Dans cette économie du partage, les « Data » sont devenues l’une des « matières premières » essentielles aux activités humaines et le support dominant de la production d’informations et de décisions. Elles contribuent au suivi et à la mesure de nombreuses activités, soutiennent la prise de décisions (notamment dans le domaine climatique) ainsi que le débat public, facilitent la modélisation et l’exploration de scénarios futurs, permettent de développer de nouveaux services.
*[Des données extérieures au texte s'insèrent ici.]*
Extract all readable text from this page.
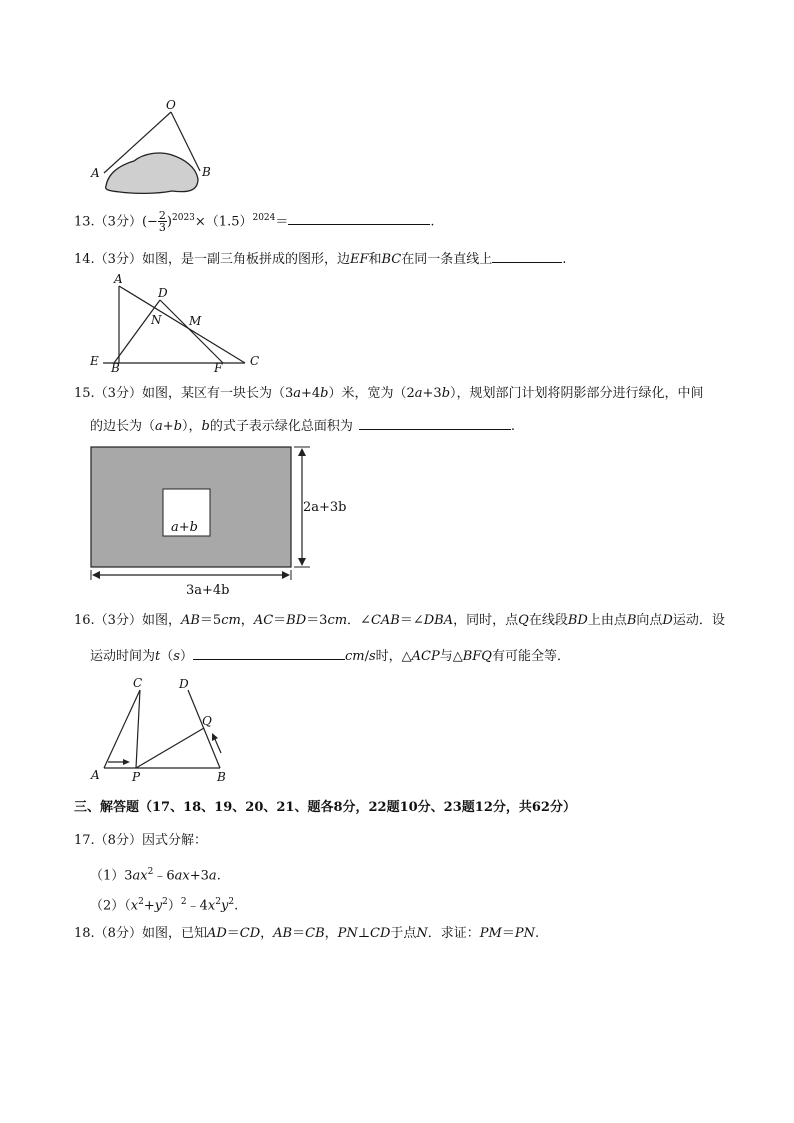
O
A	B
13.（3分）(− $\frac{2}{3} )^{2023}\times(1.5)^{2024}=$	.
14.（3分）如图，是一副三角板拼成的图形，边EF和BC在同一条直线上	.
A
D
N M
E B	F C
15.（3分）如图，某区有一块长为（3a+4b）米，宽为（2a+3b），规划部门计划将阴影部分进行绿化，中间
的边长为（a+b），b的式子表示绿化总面积为	.
a+b
2a+3b
3a+4b
16.（3分）如图，AB＝5cm，AC＝BD＝3cm．∠CAB＝∠DBA，同时，点Q在线段BD上由点B向点D运动．设
运动时间为t（s）	cm/s时，△ACP与△BFQ有可能全等．
C	D
Q
A	P	B
三、解答题（17、18、19、20、21、题各8分，22题10分、23题12分，共62分）
17.（8分）因式分解：
$(1)3ax^2﹣6ax+3a$.
$(2)(x^2+y^2)^2﹣4x^2y^2$.
18.（8分）如图，已知AD＝CD，AB＝CB，PN⊥CD于点N．求证：PM＝PN.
De ce fait, le potentiel de réutilisation des données hors de leur contexte initial de production, est à la base des politiques en matière d’ouverture des données et du développement des big data. Quelques exemples : la mesure de la biodiversité repose largement sur la contribution de milliers d’amateurs à des bases de données. Dans le domaine de l’énergie, la coproduction de données a rendu possible la cartographie des toits les plus propices à la pose de panneaux solaires ; le partage des données de production et de consommation favorise la gestion des réseaux et permet d’identifier – à l’échelle individuelle – les manières de réduire sa consommation.
Mettre le numérique au service de la transition écologique, ce n’est pas seulement promouvoir une smart agriculture, des smart grids ou autres smart cities, prenant généralement appui sur les acteurs existants de leurs secteurs respectifs. C’est utiliser son potentiel disruptif, sa capacité à bousculer les acteurs en place, à transformer les modèles dominants et pas seulement à en optimiser le fonctionnement.
Pris dans toute sa diversité, le numérique nous invite à explorer d’une toute autre façon les chemins de la transition écologique en investissant les dimensions sociales et collectives de cette transformation.